I think great artists are always seeking out what’s new, and then you draw on it yourself.

And then you also get to the point in your life where you’re drawing on your own experiences. When I was doing Aces and those early albums, I was coming off of five years in a camper truck, and I was free and easy. I was running around and singing in taverns, making deals where I was paid a little bit of money, but it was mostly food and lodging, going from one city to another.

And I’m a mom now, and I’m on the board of the Food Bank here in town. I’m a neighbor, I take care of the neighbor’s dog. I’m a mommy at the school, there’s a lot of things that are different for me now. Some of the intimacy of this record come from these life stories that are happening in my life right now. I’ll be really interested to see what I’m doing when I’m 80, you know? [Laughs]

There’s very few people who can say, though, that they’re on the board at the Food Bank and they got to play for President Clinton!
That’s true!

What was that like performing for them, back in 1995. I can only imagine!
Well, my son was only eight weeks old, so I was pretty spaced out. It was Alison and Kathy Mattea and I, and Chet. I think it was billed as a country music women’s night, and Chet was our host. And it was awesome! But they sat in the front row, and it was very intimidating!

Of course I had a brand new baby, so I was a little distracted. It was the first time I’d performed since I’d had him, and I always make jokes because Kathy actually changed his diaper out on the front lawn. [Laughs] So that was always kind of a big joke.

4 Comments

  1. “That would make a fantastic tour, if you ever got the nineties women together, as I call you guys.”

    Can you organize that Kevin? ;) That would be awesome to see. An evening of gorgeous voices.

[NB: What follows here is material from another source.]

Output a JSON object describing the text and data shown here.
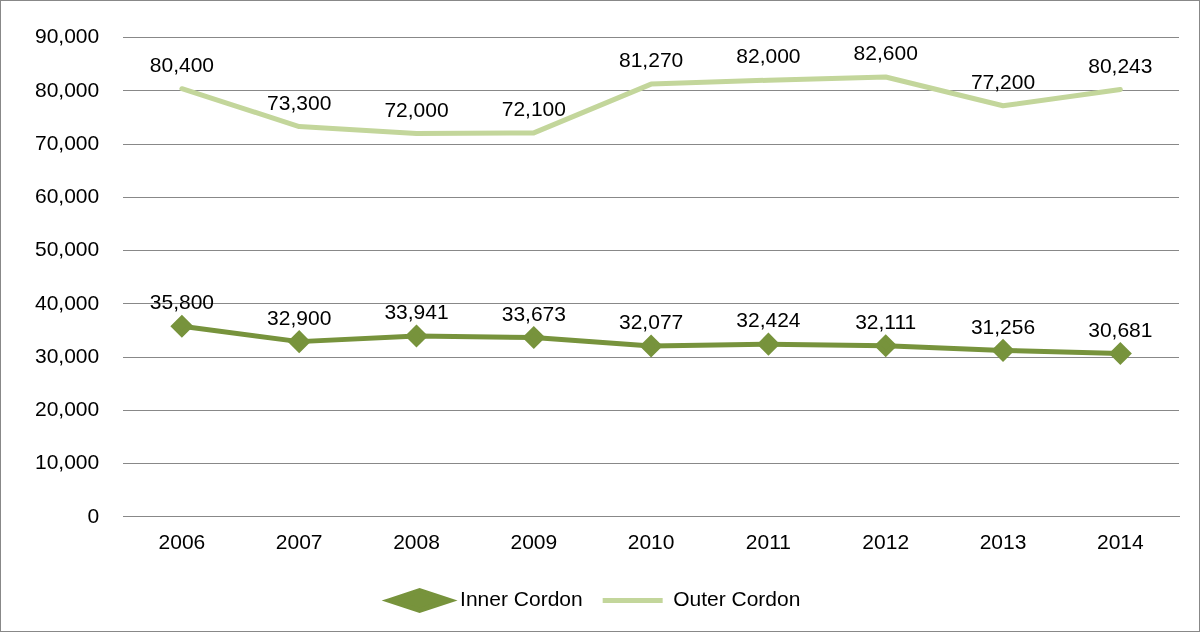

  2. Great interview. I see it was 2 years before I discovered CU. Looks like Suzy will have a new album next year. From bogguss.com/news:

    We also have in hand the 10 Track Wildwood Flower CD that Suzy has been selling at shows of late. This is being described as a preview of the expected 17 Track project that is slated to be released with a song book. The full project release is anticipated for spring of next year Suzy appears quite excited about this project and hopes it will help expose some of this American heritage music to the next generation that will shape our musical history. Wildwood Flower is a wonderful oportunity to preview Suzy’s latest musical passion. The Wildwood Flower “preview CD” will only be available at Suzy’s shows while supplies last.. An added note: Suzy mentioned that the full project may not be called Wildwood Flower.